At five years (two years in DEFINE or CONFIRM and three years in ENDORSE), interim results show that patients who continued on Tecfidera® BID treatment experienced sustained clinical efficacy on relapse and disability progression endpoints as measured by annualized relapse rate (ARR) and 24-week Expanded Disability Status Scale (EDSS), similar to what was observed after two years in DEFINE and CONFIRM. These patients also maintained a low frequency of brain lesions over five years as measured by new or enlarging T2-hyperintense lesions, new non-enhancing T1-hypointense lesions and gadolinium-enhanced [Gd+] lesions.
Clinical Efficacy in Newly Diagnosed Patients: An analysis of data from ENDORSE evaluated the long-term efficacy of Tecfidera® in newly diagnosed patients, defined as those diagnosed within one year prior to enrolling in DEFINE or CONFIRM and either disease modifying treatment-naïve or previously treated with corticosteroids alone.

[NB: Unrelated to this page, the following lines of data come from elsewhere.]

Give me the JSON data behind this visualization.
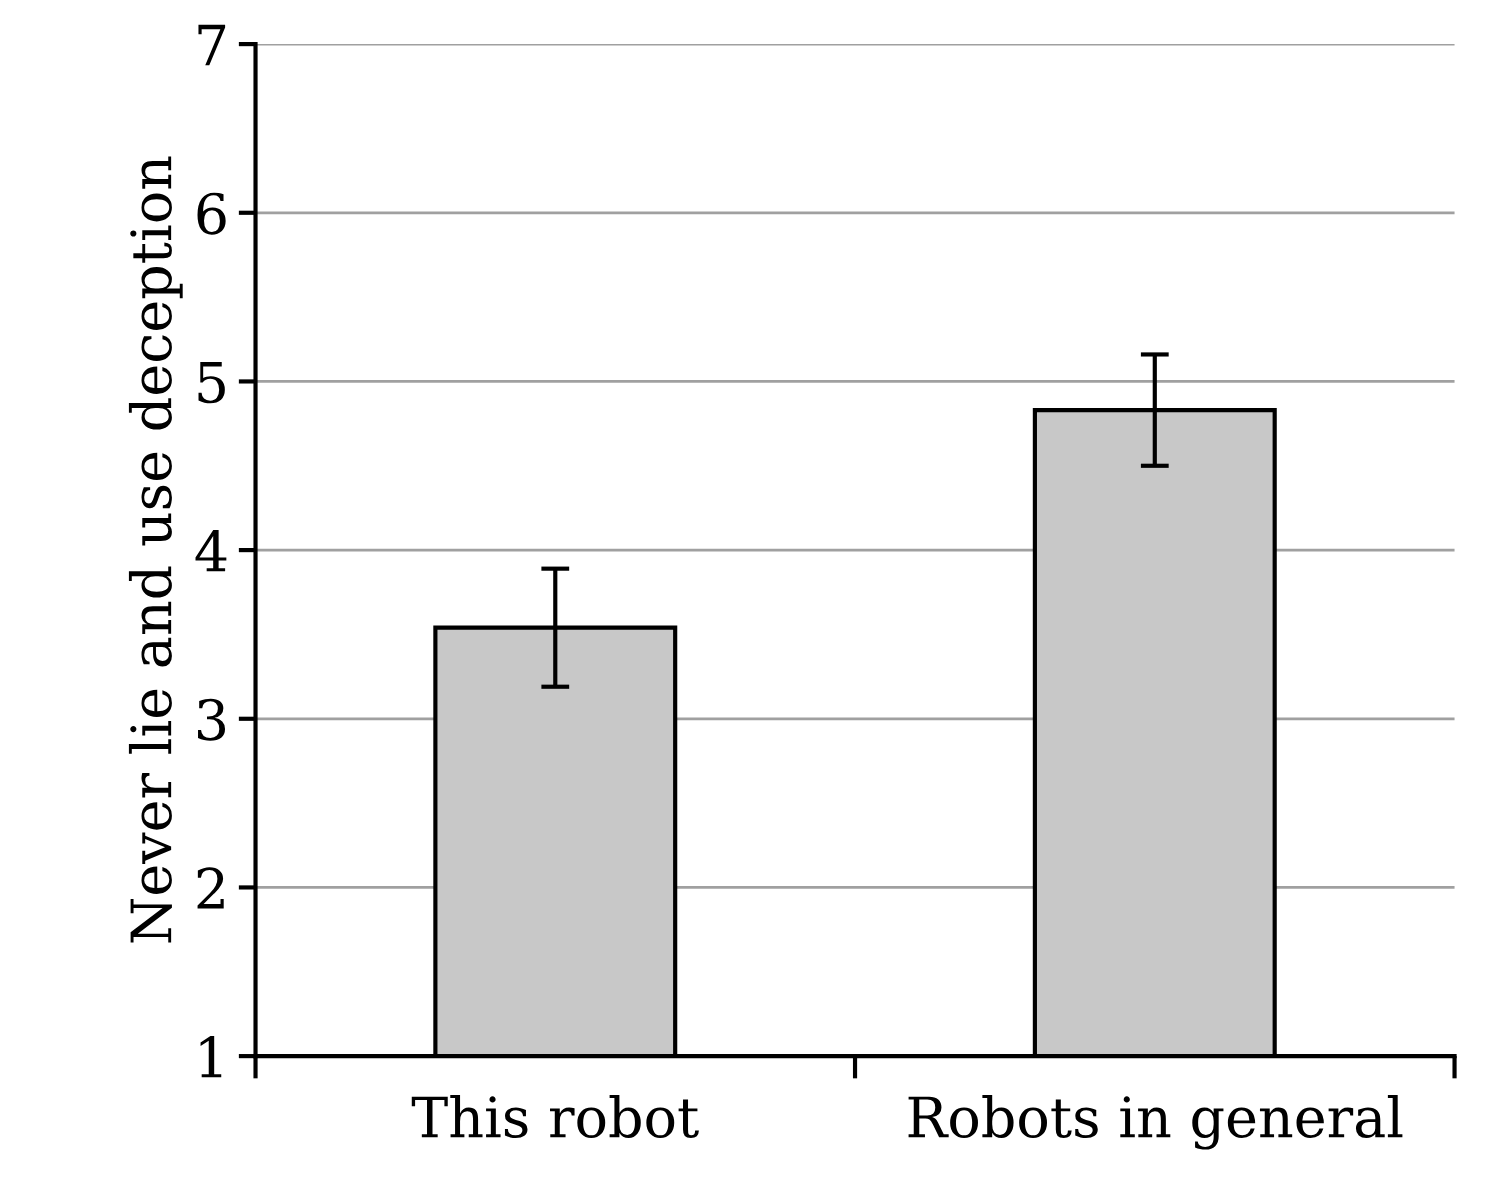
{
  "chart_data": {
    "type": "bar",
    "ylabel": "Never lie and use deception",
    "categories": [
      "This robot",
      "Robots in general"
    ],
    "values": [
      3.54,
      4.83
    ],
    "errors": [
      0.35,
      0.33
    ],
    "color": "#c8c8c8",
    "ylim": [
      1,
      7
    ],
    "yticks": [
      1,
      2,
      3,
      4,
      5,
      6,
      7
    ],
    "grid": "y",
    "legend": false
  }
}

Over the five-year observation period, newly diagnosed patients taking Tecfidera® BID experienced sustained reductions in relapses (measured by ARR and proportion of patients who relapsed), disability progression (measured by 24-week EDSS) and number of brain lesions. These effects are similar to the results reported for the overall ENDORSE study population, supporting the consistent efficacy of Tecfidera® in this subpopulation.
In patients continuing on, or new to, Tecfidera® treatment there was no overall increased risk of serious infections (including opportunistic infections) or malignancies. There was no overall increased risk of renal dysfunction, urinary events or hepatic adverse events in any treatment group; and mean white blood cell and lymphocyte counts remained stable.